Elections présidentielle et législatives du 14 mai 2023 : le retour de la démocratie en Turquie ?
Un Dossier du CERI coordonné par Bayram Balci et Nicolas Monceau
L’année 2023 est une année cruciale en Turquie pour une double raison. Elle marque le centenaire de la fondation de la République de Turquie par Mustafa Kemal dit Atatürk en 1923 et sa célébration est l’occasion d’établir un bilan du pays dans de multiples domaines politique, économique et social, culturel ou encore international. L’année 2023 est aussi une année électorale décisive avec la tenue de deux élections – présidentielle et législatives – le 14 mai prochain.
Dirigée depuis vingt ans par le Parti de la justice et du développement (Adalet ve Kalkınma Partisi, AKP) personnalisé par Recep Tayyip Erdoğan, la Turquie s’est fortement polarisée sur le plan politique au cours des dernières années. Le président Erdoğan est devenu une personnalité de plus en plus clivante au fil du temps ; ses pouvoirs ont été considérablement renforcés à la suite de la réforme de la Constitution soumise à référendum en avril 2017 qui a institué la présidentialisation du régime turc. Parallèlement, les dérives autoritaires du régime se sont renforcées depuis le coup d’Etat militaire avorté de juillet 2016 qui a entraîné l’instauration de l’état d’urgence durant les deux années qui ont suivi au cours duquel des milliers de citoyens turcs ont perdu leur emploi, ont été arrêtés, condamnés et emprisonnés au nom de la lutte contre le terrorisme. Sur le plan économique et social, la Turquie traverse une profonde crise qui s’est aggravée depuis 2018 (inflation à plus de 85% en 2022, dévaluation de la monnaie nationale, hausse du chômage).

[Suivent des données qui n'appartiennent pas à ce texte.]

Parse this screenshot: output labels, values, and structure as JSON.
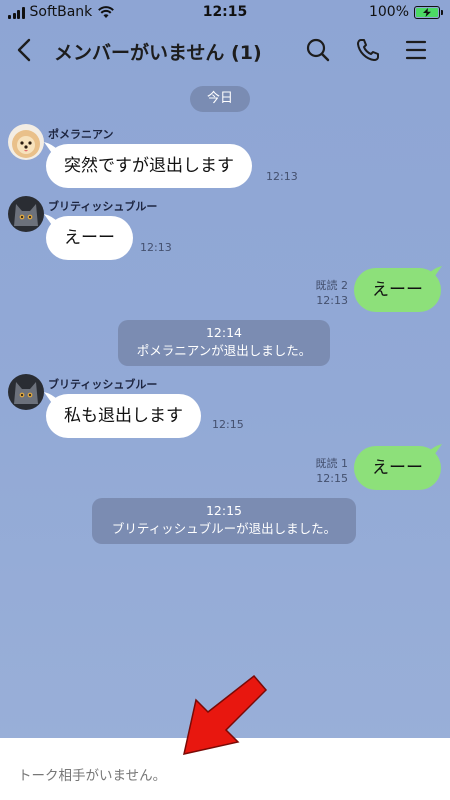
{
  "status_bar": {
    "carrier": "SoftBank",
    "time": "12:15",
    "battery": "100%"
  },
  "header": {
    "title": "メンバーがいません (1)",
    "icons": [
      "back-icon",
      "search-icon",
      "phone-icon",
      "menu-icon"
    ]
  },
  "date_chip": "今日",
  "messages": [
    {
      "type": "in",
      "sender": "ポメラニアン",
      "text": "突然ですが退出します",
      "time": "12:13"
    },
    {
      "type": "in",
      "sender": "ブリティッシュブルー",
      "text": "えーー",
      "time": "12:13"
    },
    {
      "type": "out",
      "read": "既読 2",
      "text": "えーー",
      "time": "12:13"
    },
    {
      "type": "system",
      "time": "12:14",
      "text": "ポメラニアンが退出しました。"
    },
    {
      "type": "in",
      "sender": "ブリティッシュブルー",
      "text": "私も退出します",
      "time": "12:15"
    },
    {
      "type": "out",
      "read": "既読 1",
      "text": "えーー",
      "time": "12:15"
    },
    {
      "type": "system",
      "time": "12:15",
      "text": "ブリティッシュブルーが退出しました。"
    }
  ],
  "bottom_bar": {
    "text": "トーク相手がいません。"
  },
  "colors": {
    "background": "#92a9d6",
    "outgoing_bubble": "#8de07a",
    "incoming_bubble": "#ffffff",
    "system_chip": "#7b8cb2",
    "annotation_arrow": "#e8170f"
  }
}
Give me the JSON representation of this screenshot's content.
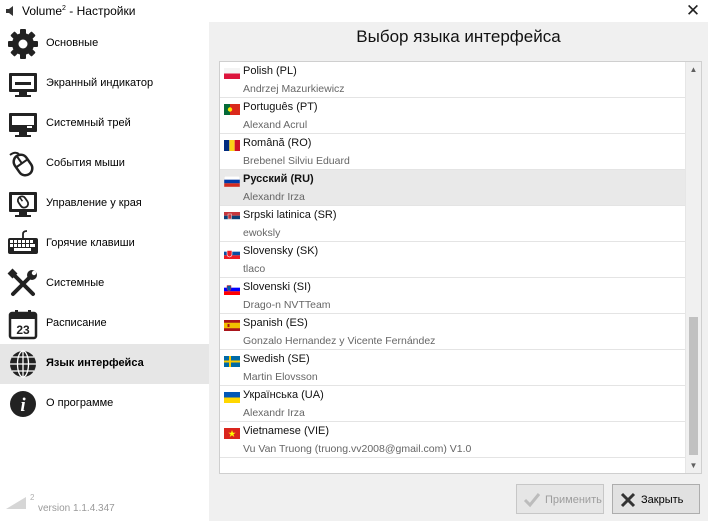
{
  "window": {
    "title_main": "Volume",
    "title_sup": "2",
    "title_rest": " - Настройки"
  },
  "sidebar": {
    "items": [
      {
        "label": "Основные",
        "icon": "gear-icon"
      },
      {
        "label": "Экранный индикатор",
        "icon": "monitor-icon"
      },
      {
        "label": "Системный трей",
        "icon": "tray-icon"
      },
      {
        "label": "События мыши",
        "icon": "mouse-icon"
      },
      {
        "label": "Управление у края",
        "icon": "screen-edge-icon"
      },
      {
        "label": "Горячие клавиши",
        "icon": "keyboard-icon"
      },
      {
        "label": "Системные",
        "icon": "tools-icon"
      },
      {
        "label": "Расписание",
        "icon": "calendar-icon",
        "icon_text": "23"
      },
      {
        "label": "Язык интерфейса",
        "icon": "globe-icon"
      },
      {
        "label": "О программе",
        "icon": "info-icon",
        "icon_text": "i"
      }
    ],
    "active_index": 8,
    "version_logo_text": "2",
    "version": "version 1.1.4.347"
  },
  "main": {
    "title": "Выбор языка интерфейса",
    "languages": [
      {
        "name": "Polish (PL)",
        "author": "Andrzej Mazurkiewicz"
      },
      {
        "name": "Português (PT)",
        "author": "Alexand Acrul"
      },
      {
        "name": "Română (RO)",
        "author": "Brebenel Silviu Eduard"
      },
      {
        "name": "Русский (RU)",
        "author": "Alexandr Irza",
        "selected": true
      },
      {
        "name": "Srpski latinica (SR)",
        "author": "ewoksly"
      },
      {
        "name": "Slovensky (SK)",
        "author": "tlaco"
      },
      {
        "name": "Slovenski (SI)",
        "author": "Drago-n NVTTeam"
      },
      {
        "name": "Spanish (ES)",
        "author": "Gonzalo Hernandez y Vicente Fernández"
      },
      {
        "name": "Swedish (SE)",
        "author": "Martin Elovsson"
      },
      {
        "name": "Українська (UA)",
        "author": "Alexandr Irza"
      },
      {
        "name": "Vietnamese (VIE)",
        "author": "Vu Van Truong (truong.vv2008@gmail.com) V1.0"
      }
    ],
    "scroll": {
      "up": "▲",
      "down": "▼"
    }
  },
  "buttons": {
    "apply_label": "Применить",
    "close_label": "Закрыть"
  },
  "window_close": "✕"
}
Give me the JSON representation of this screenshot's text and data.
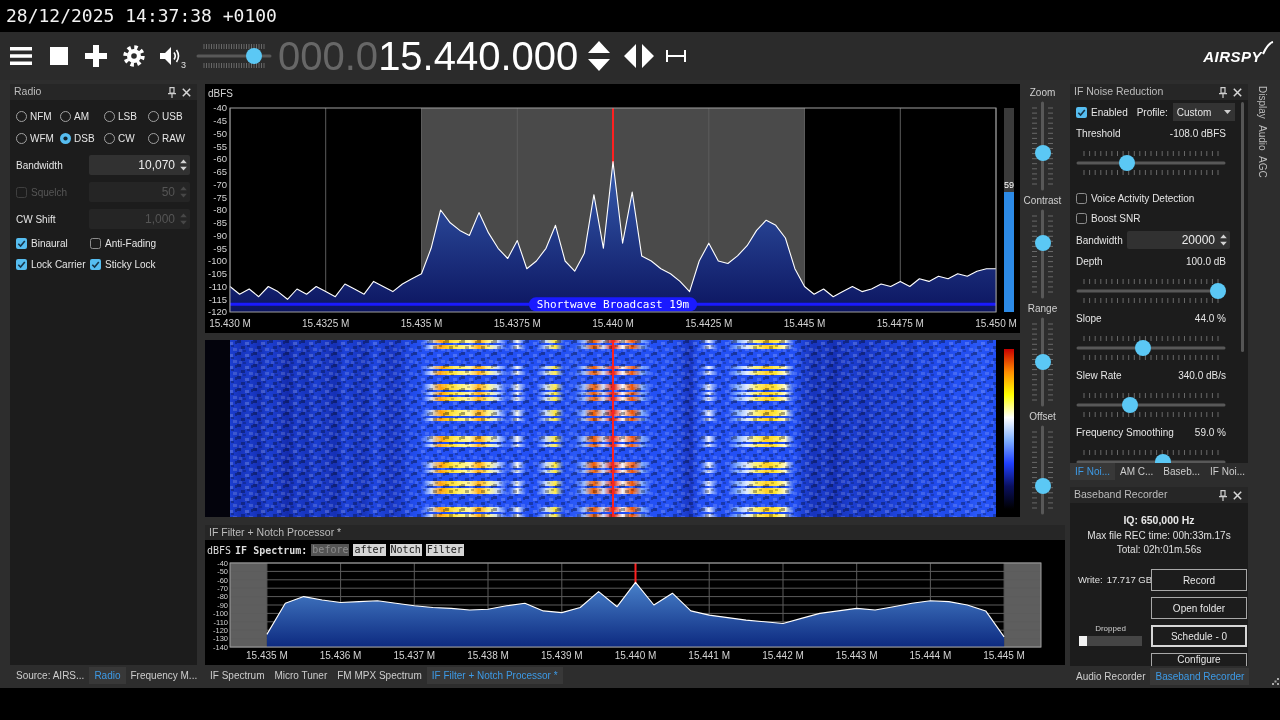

En matière de politique étrangère, le pays a connu un isolement croissant sur la scène internationale au cours des dernières années en raison de son interventionnisme régional sur de multiples fronts : interventions militaires en Syrie et en Irak, implication dans les conflits en Libye et au Haut-Karabagh, tensions avec la Grèce et relations troublées avec les alliés traditionnels occidentaux.
Les scrutins de mai prochain conduiront-ils au maintien au pouvoir du parti AKP et de son dirigeant R. T. Erdoğan (pour un troisième mandat présidentiel après les élections de 2014 et de 2018) ou entraîneront-ils au contraire une alternance politique ? En cas de victoire, l’opposition a fait savoir qu’elle rétablirait le régime parlementaire en Turquie en lieu et place du système présidentiel mis en place par la réforme constitutionnelle de 2017. Tels sont les principaux enjeux des élections à venir.